Ci sono volte, poi, in cui si sfiora il reato ed è il caso di Rachele L. Se essere inseguita o infastidita per strada, infatti, è una delle cose capitatele più di frequente, un episodio tra tutti ci ha colpito: “Mi trovavo alla posta e a servirmi è stato un ragazzo sulla trentina. Chiaramente ho dovuto fornirgli i miei dati personali tra cui il mio numero di telefono. Qualche giorno dopo, lo stesso ragazzo mi ha contattata su Facebook e mi ha inviato un messaggio sul cellulare”. Un chiaro e lampante esempio di violazione della privacy, ma forse l’idea non ha nemmeno sfiorato il ragazzo che ha ritenuto il gesto assolutamente normale. Un’altra delle questioni menzionate da Rachele, poi, e che meriterebbe un discorso a parte, è quella degli autobus catanesi in cui “avviene un tipo di molestia atipica e spudorata che si vive tutti i giorni in tutti gli autobus o quasi”.

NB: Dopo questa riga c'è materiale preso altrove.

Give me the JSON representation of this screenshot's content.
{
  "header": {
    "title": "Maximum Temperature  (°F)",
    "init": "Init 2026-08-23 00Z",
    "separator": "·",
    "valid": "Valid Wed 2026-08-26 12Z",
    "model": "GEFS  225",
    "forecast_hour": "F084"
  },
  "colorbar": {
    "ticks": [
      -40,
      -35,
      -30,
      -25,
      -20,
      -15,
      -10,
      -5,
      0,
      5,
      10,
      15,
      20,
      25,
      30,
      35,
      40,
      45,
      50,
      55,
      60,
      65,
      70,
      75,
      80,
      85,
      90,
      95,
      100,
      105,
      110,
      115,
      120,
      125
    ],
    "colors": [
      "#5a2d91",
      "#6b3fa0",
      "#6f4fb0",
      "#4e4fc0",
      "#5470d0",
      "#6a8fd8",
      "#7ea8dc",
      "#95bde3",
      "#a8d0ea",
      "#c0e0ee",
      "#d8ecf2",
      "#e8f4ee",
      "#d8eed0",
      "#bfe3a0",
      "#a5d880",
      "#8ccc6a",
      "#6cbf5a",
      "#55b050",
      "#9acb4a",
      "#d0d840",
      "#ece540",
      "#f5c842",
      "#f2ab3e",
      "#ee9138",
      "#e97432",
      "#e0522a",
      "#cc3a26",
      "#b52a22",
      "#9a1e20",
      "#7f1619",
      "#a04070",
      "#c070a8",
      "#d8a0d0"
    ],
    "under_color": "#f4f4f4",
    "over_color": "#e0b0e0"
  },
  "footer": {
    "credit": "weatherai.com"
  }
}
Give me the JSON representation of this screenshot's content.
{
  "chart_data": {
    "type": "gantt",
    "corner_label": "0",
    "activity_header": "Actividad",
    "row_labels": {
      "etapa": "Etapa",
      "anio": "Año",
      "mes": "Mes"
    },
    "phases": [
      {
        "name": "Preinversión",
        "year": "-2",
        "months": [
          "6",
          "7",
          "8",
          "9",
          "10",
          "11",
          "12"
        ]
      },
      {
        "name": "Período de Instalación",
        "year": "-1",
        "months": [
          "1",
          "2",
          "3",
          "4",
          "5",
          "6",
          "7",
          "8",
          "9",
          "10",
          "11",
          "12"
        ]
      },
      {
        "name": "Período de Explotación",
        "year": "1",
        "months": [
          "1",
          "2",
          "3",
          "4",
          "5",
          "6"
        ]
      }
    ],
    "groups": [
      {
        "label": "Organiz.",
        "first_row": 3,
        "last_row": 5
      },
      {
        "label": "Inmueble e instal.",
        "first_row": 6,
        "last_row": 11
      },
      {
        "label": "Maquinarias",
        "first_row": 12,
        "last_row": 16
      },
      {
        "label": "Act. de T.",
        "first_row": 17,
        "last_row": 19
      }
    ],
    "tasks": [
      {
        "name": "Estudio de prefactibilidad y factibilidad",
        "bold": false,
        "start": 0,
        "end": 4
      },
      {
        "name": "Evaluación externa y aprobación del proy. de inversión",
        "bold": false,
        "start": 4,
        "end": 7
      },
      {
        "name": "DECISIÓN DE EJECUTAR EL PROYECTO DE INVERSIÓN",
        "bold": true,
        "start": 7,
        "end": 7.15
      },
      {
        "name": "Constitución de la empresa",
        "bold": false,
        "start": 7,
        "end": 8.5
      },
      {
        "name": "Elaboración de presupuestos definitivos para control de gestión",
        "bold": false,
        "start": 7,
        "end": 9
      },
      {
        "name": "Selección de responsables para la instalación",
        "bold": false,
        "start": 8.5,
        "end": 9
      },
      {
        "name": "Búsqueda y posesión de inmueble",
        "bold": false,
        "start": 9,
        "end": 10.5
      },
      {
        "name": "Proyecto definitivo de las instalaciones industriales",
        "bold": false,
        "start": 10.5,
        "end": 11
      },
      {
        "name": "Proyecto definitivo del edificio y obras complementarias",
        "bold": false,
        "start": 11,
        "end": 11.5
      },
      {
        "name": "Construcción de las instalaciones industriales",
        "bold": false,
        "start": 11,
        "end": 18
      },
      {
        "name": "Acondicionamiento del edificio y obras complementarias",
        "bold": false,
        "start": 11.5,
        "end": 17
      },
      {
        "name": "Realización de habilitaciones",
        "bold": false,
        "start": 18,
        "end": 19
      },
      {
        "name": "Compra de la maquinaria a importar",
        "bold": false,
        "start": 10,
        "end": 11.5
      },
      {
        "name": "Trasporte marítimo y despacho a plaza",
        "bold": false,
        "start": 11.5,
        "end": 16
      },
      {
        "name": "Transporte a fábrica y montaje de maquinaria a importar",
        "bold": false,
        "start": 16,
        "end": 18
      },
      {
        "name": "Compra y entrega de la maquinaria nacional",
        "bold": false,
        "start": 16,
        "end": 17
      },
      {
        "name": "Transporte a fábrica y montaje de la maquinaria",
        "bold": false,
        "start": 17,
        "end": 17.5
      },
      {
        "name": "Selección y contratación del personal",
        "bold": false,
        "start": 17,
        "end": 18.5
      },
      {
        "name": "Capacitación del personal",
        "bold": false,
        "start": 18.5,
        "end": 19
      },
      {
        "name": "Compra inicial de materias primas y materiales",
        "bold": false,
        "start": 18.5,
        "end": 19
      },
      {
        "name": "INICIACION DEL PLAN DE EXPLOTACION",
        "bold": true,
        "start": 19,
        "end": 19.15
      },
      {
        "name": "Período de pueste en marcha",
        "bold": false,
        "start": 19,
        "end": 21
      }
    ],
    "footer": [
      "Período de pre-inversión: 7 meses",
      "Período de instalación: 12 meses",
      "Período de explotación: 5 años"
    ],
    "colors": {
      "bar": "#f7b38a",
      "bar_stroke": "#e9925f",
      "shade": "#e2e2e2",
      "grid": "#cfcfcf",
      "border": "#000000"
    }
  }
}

Si tratta, senza dubbio, di eventi parecchio gravi ma che, nonostante ciò, vengono spesso minimizzati e “giustificati” dai più che li ritengono dei gesti innocenti. Qualsiasi ragazza, nel corso della propria vita, si sarà sicuramente sentita dire frasi del tipo: “è una cosa normale, abituati”, “è una cosa innocente”, “è anche un po’ colpa tua che ti vesti in un certo modo”, “voleva essere un complimento, rilassati”.
Il problema è che non si tratta affatto di una cosa normale né tanto meno di un complimento, ma di palesi scuse che legittimano questi comportamenti e che dovremmo smettere di accettare. A tal proposito, Carmen ci dice: “Se sei una donna, capisci se si tratta di un complimento vero o di un apprezzamento fatto con presunzione ed è difficile spiegarlo a un ragazzo perché non c’è nulla di equivalente e, allo stesso tempo, di pratico che possa rendere l’idea. Non è lo stupratore seriale il problema, il problema è che tutti potrebbero essere dei potenziali stupratori”.